As someone who lived in New England for two-thirds of my life, I am well aware of the point-and-laugh attitude of much of the country toward the state of Texas. The backward thinking, the crazy cults and the racial injustice. Texas is notorious for its “shoot first, ask questions later” approach to life, which leaves many appalled and disgruntled.

Some of the anti-immigration bills filed at the Texas Legislature are the embodiment of Texas’ hard-line approach and in-your-face tactics. Some of them are not just hateful, they also attempt to defy the U.S. Constitution. These bills have drawn national attention, which of course was the exact intention of their sponsors. The ACLU saw it as a national opportunity as well.

We, here at the ACLU of Texas, were thrilled to read yesterday’s editorial opinion by Lawrence Downes in The New York Times. The piece demonstrates that not all legislators or conservatives in Texas are as unreasonable as they could be.
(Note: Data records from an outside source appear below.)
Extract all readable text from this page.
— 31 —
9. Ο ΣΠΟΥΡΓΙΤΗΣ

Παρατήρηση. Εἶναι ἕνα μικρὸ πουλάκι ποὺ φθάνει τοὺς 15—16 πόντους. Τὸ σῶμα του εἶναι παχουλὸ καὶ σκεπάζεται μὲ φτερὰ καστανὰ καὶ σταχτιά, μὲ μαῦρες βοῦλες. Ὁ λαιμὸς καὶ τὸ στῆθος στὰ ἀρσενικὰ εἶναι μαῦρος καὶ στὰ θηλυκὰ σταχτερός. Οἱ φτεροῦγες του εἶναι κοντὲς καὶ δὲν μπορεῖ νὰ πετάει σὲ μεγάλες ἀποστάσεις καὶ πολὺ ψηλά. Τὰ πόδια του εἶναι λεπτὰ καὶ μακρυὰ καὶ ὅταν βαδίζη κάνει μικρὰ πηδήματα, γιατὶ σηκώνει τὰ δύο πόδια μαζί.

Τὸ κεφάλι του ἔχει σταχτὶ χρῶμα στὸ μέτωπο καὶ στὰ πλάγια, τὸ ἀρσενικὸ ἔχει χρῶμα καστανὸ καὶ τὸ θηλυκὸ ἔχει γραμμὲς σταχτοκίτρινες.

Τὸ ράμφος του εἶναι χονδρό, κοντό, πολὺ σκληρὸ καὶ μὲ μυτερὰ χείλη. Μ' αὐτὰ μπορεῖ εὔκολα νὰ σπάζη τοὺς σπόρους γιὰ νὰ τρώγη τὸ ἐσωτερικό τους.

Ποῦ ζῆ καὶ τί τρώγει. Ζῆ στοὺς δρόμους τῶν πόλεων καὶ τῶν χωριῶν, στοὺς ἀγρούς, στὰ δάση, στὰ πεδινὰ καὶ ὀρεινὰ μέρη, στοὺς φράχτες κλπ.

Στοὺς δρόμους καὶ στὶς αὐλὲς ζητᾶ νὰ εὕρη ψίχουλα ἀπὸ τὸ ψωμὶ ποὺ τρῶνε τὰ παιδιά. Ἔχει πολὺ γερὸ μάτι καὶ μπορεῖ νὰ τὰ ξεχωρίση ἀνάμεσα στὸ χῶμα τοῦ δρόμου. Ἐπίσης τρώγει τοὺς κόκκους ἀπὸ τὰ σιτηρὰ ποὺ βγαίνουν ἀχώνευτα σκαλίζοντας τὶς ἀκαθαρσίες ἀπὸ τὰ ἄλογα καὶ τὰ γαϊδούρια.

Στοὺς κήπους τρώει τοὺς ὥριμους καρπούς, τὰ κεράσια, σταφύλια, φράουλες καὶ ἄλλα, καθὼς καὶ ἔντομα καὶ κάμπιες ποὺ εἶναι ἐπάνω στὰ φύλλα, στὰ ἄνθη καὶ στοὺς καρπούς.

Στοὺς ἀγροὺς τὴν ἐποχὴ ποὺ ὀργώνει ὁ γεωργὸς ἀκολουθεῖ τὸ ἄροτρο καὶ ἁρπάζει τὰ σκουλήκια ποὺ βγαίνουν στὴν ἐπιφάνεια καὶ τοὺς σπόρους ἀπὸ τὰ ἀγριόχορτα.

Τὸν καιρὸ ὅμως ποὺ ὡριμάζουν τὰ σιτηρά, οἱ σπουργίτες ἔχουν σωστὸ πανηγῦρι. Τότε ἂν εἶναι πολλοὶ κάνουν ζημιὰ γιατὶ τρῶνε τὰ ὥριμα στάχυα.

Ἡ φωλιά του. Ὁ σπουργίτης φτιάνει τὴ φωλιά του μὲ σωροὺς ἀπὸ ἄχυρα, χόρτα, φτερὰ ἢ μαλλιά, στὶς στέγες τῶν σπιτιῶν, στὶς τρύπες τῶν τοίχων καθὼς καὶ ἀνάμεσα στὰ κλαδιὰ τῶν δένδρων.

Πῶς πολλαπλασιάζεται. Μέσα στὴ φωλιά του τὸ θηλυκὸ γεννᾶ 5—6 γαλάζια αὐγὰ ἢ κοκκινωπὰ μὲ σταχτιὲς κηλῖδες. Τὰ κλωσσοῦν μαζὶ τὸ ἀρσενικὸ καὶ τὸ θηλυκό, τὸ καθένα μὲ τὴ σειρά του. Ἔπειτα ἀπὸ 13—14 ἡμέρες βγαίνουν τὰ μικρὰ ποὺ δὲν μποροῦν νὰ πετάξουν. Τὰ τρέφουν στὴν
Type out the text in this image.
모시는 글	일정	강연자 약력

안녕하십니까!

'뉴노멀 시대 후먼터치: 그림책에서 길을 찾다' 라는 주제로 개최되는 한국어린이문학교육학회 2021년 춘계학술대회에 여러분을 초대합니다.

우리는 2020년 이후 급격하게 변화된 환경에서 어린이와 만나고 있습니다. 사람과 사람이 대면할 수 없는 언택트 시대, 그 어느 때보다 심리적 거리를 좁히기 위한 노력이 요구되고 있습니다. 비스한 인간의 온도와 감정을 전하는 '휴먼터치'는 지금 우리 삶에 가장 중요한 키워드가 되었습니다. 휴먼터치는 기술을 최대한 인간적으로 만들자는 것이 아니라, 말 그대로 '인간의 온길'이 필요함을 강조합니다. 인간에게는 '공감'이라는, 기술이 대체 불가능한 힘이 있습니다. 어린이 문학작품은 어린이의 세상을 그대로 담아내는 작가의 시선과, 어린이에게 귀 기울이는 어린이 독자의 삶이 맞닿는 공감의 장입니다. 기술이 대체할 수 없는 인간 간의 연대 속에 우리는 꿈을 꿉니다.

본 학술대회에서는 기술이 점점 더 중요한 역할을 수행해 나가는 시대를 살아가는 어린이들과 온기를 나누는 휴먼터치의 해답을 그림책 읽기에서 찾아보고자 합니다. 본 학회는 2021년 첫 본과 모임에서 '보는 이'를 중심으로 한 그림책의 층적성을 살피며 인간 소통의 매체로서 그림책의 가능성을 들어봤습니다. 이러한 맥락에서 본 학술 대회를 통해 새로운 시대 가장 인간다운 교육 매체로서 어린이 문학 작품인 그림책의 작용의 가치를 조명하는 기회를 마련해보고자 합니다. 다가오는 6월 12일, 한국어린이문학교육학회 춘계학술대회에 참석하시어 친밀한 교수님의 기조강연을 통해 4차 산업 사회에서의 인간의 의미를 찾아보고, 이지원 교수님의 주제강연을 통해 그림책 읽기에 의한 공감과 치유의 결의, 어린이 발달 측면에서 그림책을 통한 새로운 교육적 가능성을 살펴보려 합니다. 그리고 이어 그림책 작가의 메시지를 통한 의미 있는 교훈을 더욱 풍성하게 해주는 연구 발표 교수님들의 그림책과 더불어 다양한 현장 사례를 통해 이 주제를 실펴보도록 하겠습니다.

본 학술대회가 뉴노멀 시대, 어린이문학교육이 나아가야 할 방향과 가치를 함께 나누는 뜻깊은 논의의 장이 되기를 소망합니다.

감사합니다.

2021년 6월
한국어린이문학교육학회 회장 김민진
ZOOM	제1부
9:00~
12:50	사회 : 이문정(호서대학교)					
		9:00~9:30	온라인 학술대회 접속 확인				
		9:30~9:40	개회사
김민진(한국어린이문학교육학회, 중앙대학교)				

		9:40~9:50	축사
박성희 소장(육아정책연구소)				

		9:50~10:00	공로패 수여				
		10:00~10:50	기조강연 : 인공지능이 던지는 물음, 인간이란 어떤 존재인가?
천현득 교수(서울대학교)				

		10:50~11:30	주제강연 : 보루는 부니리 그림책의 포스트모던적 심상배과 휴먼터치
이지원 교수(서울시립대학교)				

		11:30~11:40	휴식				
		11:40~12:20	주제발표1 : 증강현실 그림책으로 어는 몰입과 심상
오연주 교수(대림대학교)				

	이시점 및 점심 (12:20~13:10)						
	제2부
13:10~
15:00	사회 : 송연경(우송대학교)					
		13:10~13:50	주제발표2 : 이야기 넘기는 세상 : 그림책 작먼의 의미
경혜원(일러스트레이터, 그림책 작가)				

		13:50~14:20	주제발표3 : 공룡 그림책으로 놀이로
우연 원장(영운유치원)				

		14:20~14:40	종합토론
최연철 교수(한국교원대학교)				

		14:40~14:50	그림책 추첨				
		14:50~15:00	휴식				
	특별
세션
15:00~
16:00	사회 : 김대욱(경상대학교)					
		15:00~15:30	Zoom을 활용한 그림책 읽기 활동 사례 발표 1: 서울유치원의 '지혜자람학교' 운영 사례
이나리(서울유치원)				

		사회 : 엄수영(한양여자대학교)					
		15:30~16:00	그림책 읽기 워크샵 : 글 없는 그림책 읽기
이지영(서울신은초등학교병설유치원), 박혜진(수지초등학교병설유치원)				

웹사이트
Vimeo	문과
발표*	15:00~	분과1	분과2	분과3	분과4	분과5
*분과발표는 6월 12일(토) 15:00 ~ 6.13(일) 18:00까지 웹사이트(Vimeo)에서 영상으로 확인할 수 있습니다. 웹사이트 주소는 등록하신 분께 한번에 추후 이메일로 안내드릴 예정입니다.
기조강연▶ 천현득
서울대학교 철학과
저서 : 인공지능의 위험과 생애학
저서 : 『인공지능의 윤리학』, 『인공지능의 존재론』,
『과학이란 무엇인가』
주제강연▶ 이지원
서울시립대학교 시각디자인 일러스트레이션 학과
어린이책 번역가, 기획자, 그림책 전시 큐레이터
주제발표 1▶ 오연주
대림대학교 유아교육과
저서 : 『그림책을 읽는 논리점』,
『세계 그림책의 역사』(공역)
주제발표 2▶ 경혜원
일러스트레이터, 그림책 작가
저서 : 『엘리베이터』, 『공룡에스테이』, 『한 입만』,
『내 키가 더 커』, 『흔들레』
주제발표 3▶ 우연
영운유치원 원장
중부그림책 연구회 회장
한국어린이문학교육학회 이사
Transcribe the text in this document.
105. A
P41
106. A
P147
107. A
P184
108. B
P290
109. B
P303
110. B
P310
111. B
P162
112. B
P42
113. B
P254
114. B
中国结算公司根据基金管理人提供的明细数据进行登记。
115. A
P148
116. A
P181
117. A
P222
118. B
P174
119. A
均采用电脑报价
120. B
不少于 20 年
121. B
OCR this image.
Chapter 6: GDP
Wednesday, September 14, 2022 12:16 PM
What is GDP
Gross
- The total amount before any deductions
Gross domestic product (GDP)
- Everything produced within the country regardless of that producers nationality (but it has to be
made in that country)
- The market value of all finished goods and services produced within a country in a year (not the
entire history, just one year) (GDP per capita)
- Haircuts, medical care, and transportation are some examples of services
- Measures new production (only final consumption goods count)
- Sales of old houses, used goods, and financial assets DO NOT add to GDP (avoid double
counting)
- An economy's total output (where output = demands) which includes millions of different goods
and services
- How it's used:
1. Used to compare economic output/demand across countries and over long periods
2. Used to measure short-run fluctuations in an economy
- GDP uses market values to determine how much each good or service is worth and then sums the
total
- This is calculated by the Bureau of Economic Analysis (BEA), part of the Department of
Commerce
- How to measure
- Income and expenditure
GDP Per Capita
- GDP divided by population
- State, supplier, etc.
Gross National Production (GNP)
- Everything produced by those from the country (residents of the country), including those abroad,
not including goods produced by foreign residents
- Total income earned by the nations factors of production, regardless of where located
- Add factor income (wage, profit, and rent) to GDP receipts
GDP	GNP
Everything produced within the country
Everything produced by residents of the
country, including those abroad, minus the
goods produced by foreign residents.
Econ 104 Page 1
The ACLU is part of a broad coalition of business, education, minority and civil rights groups that have joined together to find practical and reasonable solutions to immigration. Some of our Republican leadership have picked up on this as well, which is why some of the crazier bills will never see the light of day.

The ACLU is proud to play a role in the shifting paradigm in Texas, and we’re proud that Mr. Downes shed light on some of the good that happens here in the Lonestar State.